The Editor Zambia
Zambia’s return to a single-digit inflation rate of 9.4 per cent in January 2026 marks a significant economic shift – it is the first time the rate has fallen below 10 per cent in three years.
This is an indication that the economy is on the rebounding trajectory after years of tough and unpopular policy decisions by President Hakainde Hichilema.
On the other hand, the local currency, the Kwacha, has continued showing a significant strengthening trend against the US Dollar (USD), reaching a 28-month high of ZK20.82 per USD on January 30, 2026.
The Kwacha has appreciated significantly in recent months, making it one of the world and Africa’s best-performing currencies in 2025, a trend attributed to improved economic indicators and market sentiment.
The strong currency is not by chance or artificial, but it is driven by improved global copper prices, disciplined fiscal policy, Bank of Zambia (BOZ) tight monetary measures, and an overall boost in investor confidence.
Putting back the Zambian economy back on track that was in the Intensive Care Unit is not a walk in the park – it is a serious and challenging task.
Zambia is coming from a junky status in economic rating. This is after defaulting on sovereign loans interest payment coupled with depleted foreign reserves of partly around one month import cover and over 800 million dollars uncleared fuel invoices.
In November 2020, Zambia became the first African nation to default on its sovereign debt, missing a $42.5 million coupon payment.
President Hichilema inherited a dead economy. Resuscitating it needed bold and hurting decisions, which have resulted in putting back the economy back on track.
Unfortunately, and without shame, the same people who borrowed aimlessly are the ones misleading citizens. The Patriotic Front (PF) and allies are bitter because President Hichilema is doing things they failed to do during their time.
The Zambia Economy is back on track, and this is not just a mere statement – it is the reality with all economic fundamentals pointing in the growth trajectory.
The inflation rate is back to single digit after years of hard work. The exchange rate is under control. The electricity supply is back with more projects coming on board.
The mining industry has started recording growth. The manufacturing sector continues to grow with increased Foreign Direct Investments (FDIs) on the horizon.
This is not happening by accident. It is the hard work of President Hakainde Hichilema and his team.
It is for this reason that President Hichilema has thanked Zambians for their patience, resilience, and continued support during the country’s economic recovery programme.
The sustained progress being recorded, stability in the Kwacha, a decline in inflation, and the booming manufacturing sector calls for a toast.
The economic fundamental gains will slowly start passing the benefits to the ordinary Zambian through reduced commodity prices, reduced cost of doing business, and more liquidity in the market.
The immediate benefits of this achievement include macroeconomic stability and confidence. Achieving single digits is viewed as a “psychological breakthrough” that boosts confidence for both domestic consumers and international investors.
Lower interest rates on the way, a sustained downward trend provides the BoZ with room to recalibrate and potentially reduce the monetary policy rate, which could eventually lead to lower commercial lending rates and a reduced cost of doing business.
Assured the Purchasing Power Preservation, while a drop in inflation does not mean prices are falling – it means they are rising at a slower pace.

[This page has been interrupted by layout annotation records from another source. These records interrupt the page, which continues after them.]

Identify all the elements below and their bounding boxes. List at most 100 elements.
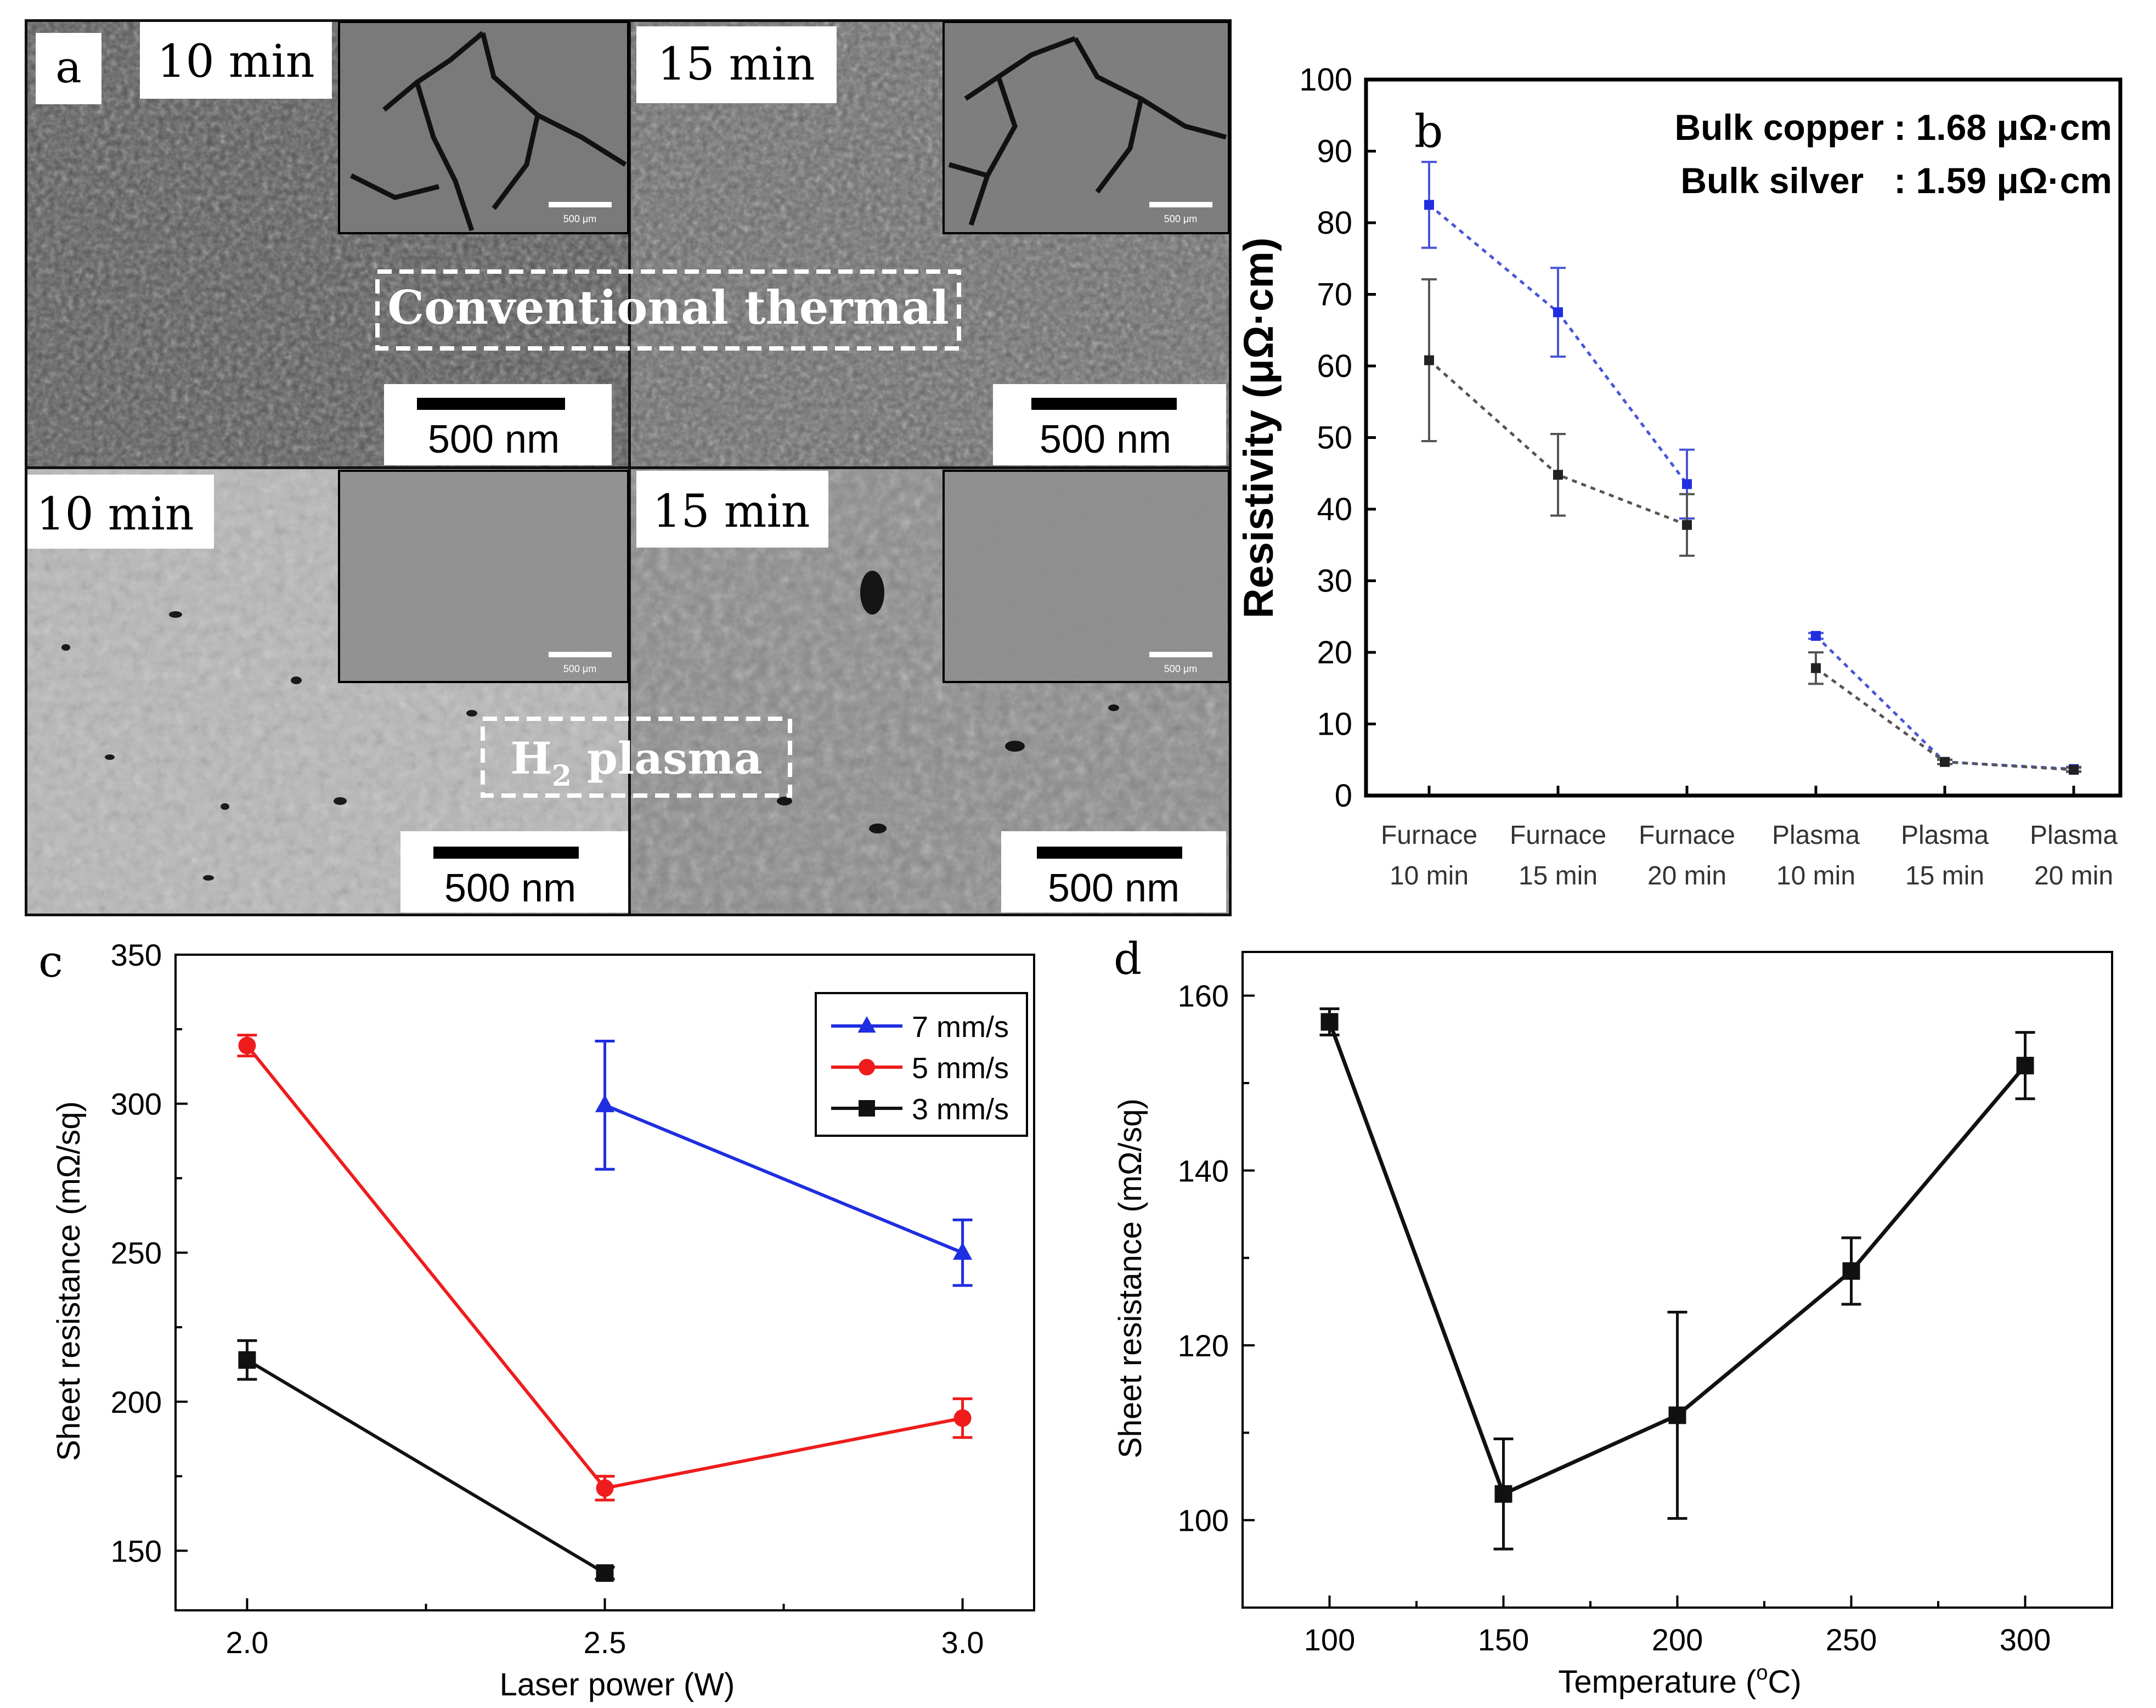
x-tick-label: 3.0	[941, 1625, 984, 1660]
y-tick-label: 60	[1317, 348, 1352, 384]
plot-series	[1319, 1007, 2035, 1551]
panel-b-chart: b Bulk copper : 1.68 μΩ·cm Bulk silver :…	[1235, 62, 2123, 890]
panel-a-letter-box	[36, 33, 101, 104]
data-point-square	[2069, 765, 2079, 775]
data-point-triangle	[857, 1016, 876, 1033]
scale-bar: 500 nm	[993, 384, 1226, 465]
data-point-square	[1668, 1406, 1686, 1424]
x-tick-label: Plasma	[1901, 821, 1989, 850]
scale-bar-label: 500 nm	[1048, 866, 1179, 910]
time-label-box	[140, 22, 332, 99]
data-point-square	[1424, 355, 1434, 365]
series-line-black	[1815, 667, 2074, 771]
data-point-triangle	[595, 1095, 615, 1113]
thermal-label: Conventional thermal	[387, 280, 949, 335]
thermal-label-frame	[375, 269, 961, 351]
y-tick-label: 300	[111, 1087, 162, 1121]
plot-series	[1421, 161, 2081, 775]
y-tick-label: 20	[1317, 635, 1352, 670]
scale-bar: 500 nm	[384, 384, 612, 465]
y-tick-label: 200	[111, 1385, 162, 1419]
series-line-0	[604, 1103, 963, 1254]
panel-c-chart: c Laser power (W) Sheet resistance (mΩ/s…	[38, 936, 1035, 1703]
scale-bar: 500 nm	[400, 831, 628, 912]
y-axis-label: Sheet resistance (mΩ/sq)	[1113, 1098, 1148, 1458]
plot-series	[237, 1034, 973, 1582]
data-point-square	[596, 1564, 614, 1582]
x-tick-label: 200	[1652, 1622, 1703, 1657]
x-tick-label: 250	[1826, 1622, 1877, 1657]
y-tick-label: 30	[1317, 563, 1352, 599]
data-point-circle	[238, 1036, 256, 1055]
time-label: 15 min	[652, 486, 810, 538]
data-point-square	[1320, 1013, 1339, 1031]
bulk-silver-annotation: Bulk silver : 1.59 μΩ·cm	[1680, 160, 2112, 201]
x-tick-label: 100	[1304, 1622, 1355, 1657]
data-point-circle	[859, 1059, 875, 1075]
x-tick-label: 300	[2000, 1622, 2051, 1657]
x-tick-label: 2.0	[225, 1625, 268, 1660]
x-axis: 100 150 200 250 300	[1304, 1596, 2051, 1657]
x-tick-label: Plasma	[2030, 821, 2118, 850]
scale-bar-label: 500 nm	[444, 866, 576, 910]
panel-d-chart: d Temperature (oC) Sheet resistance (mΩ/…	[1113, 933, 2113, 1700]
data-point-square	[1682, 520, 1692, 530]
data-point-square	[1494, 1485, 1512, 1503]
data-point-square	[1553, 470, 1563, 480]
inset-cracked-1: 500 μm	[338, 21, 629, 234]
x-axis-label: Laser power (W)	[500, 1667, 735, 1703]
panel-a-letter: a	[55, 42, 82, 93]
y-tick-label: 100	[1178, 1503, 1229, 1538]
time-label: 10 min	[157, 36, 314, 88]
inset-smooth-2: 500 μm	[942, 470, 1230, 683]
data-point-square	[1682, 479, 1692, 489]
legend-label: 5 mm/s	[912, 1052, 1009, 1085]
x-tick-label: Furnace	[1510, 821, 1606, 850]
y-tick-label: 50	[1317, 420, 1352, 456]
y-tick-label: 70	[1317, 277, 1352, 313]
data-point-square	[1811, 630, 1821, 641]
time-label-box	[636, 26, 837, 103]
data-point-square	[1940, 757, 1950, 767]
legend-box	[815, 992, 1028, 1137]
legend: 7 mm/s 5 mm/s 3 mm/s	[815, 992, 1028, 1137]
y-axis-label: Resistivity (μΩ·cm)	[1235, 238, 1282, 619]
y-tick-label: 350	[111, 938, 162, 972]
y-axis: 150 200 250 300 350	[111, 938, 188, 1568]
inset-scale-label: 500 μm	[563, 213, 596, 224]
x-axis: Furnace 10 min Furnace 15 min Furnace 20 min P…	[1381, 786, 2118, 890]
scale-bar: 500 nm	[1001, 831, 1226, 912]
y-tick-label: 90	[1317, 134, 1352, 170]
panel-letter: b	[1414, 106, 1443, 158]
inset-smooth-1: 500 μm	[338, 470, 629, 683]
y-axis: 100 120 140 160	[1178, 979, 1255, 1538]
y-tick-label: 100	[1299, 62, 1352, 98]
y-tick-label: 120	[1178, 1328, 1229, 1363]
y-axis: 0 10 20 30 40 50 60 70 80 90 100	[1299, 62, 1376, 814]
y-tick-label: 250	[111, 1236, 162, 1270]
series-line-2	[246, 1358, 606, 1575]
y-tick-label: 80	[1317, 205, 1352, 241]
data-point-circle	[596, 1479, 614, 1497]
time-label-box	[636, 471, 828, 548]
x-tick-label: 15 min	[1519, 861, 1598, 890]
x-tick-label: 20 min	[2034, 861, 2113, 890]
inset-scale-label: 500 μm	[1164, 663, 1197, 674]
legend-label: 3 mm/s	[912, 1093, 1009, 1126]
x-tick-label: 20 min	[1647, 861, 1726, 890]
x-tick-label: 2.5	[584, 1625, 627, 1660]
plasma-label-frame	[481, 717, 792, 798]
data-point-square	[859, 1100, 875, 1117]
x-axis: 2.0 2.5 3.0	[174, 1598, 1035, 1660]
x-tick-label: 15 min	[1905, 861, 1984, 890]
panel-a: 500 μm 500 μm 500 μm 500 μm a 10 min 15 …	[25, 19, 1232, 916]
inset-scale-label: 500 μm	[1164, 213, 1197, 224]
x-tick-label: 150	[1478, 1622, 1529, 1657]
series-line-blue	[1428, 204, 1688, 485]
inset-cracked-2: 500 μm	[942, 21, 1230, 234]
data-point-circle	[953, 1409, 972, 1427]
y-tick-label: 140	[1178, 1153, 1229, 1188]
data-point-square	[238, 1351, 256, 1369]
data-point-square	[1842, 1262, 1860, 1280]
panel-letter: d	[1114, 933, 1142, 984]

This deceleration eases the erosion of household purchasing power, particularly for essential items like food, which saw inflation drop to 9.4 per cent in January 2026.
The significant reductions in food prices, such as cereals (maize grain down 23.94 percent, roller meal down 21.82 percent), fruits, and vegetables, were primary drivers of the drop of the inflation rate.
President Hichilema deserves commendation. He has performed very well in his first term of office. President Hichilema deserves a second term to complete the task of rebuilding Zambia.
Despite the challenges the country was faced with, such as the huge debt, dwindled foreign reserves, unpaid fuel invonces, unpaid retirees, President Hichilema has managed to find money for social spending – freel education, meal allowances for students, social cash transfer.
This hard-working president deserves 80 per cent of the vote on August this year.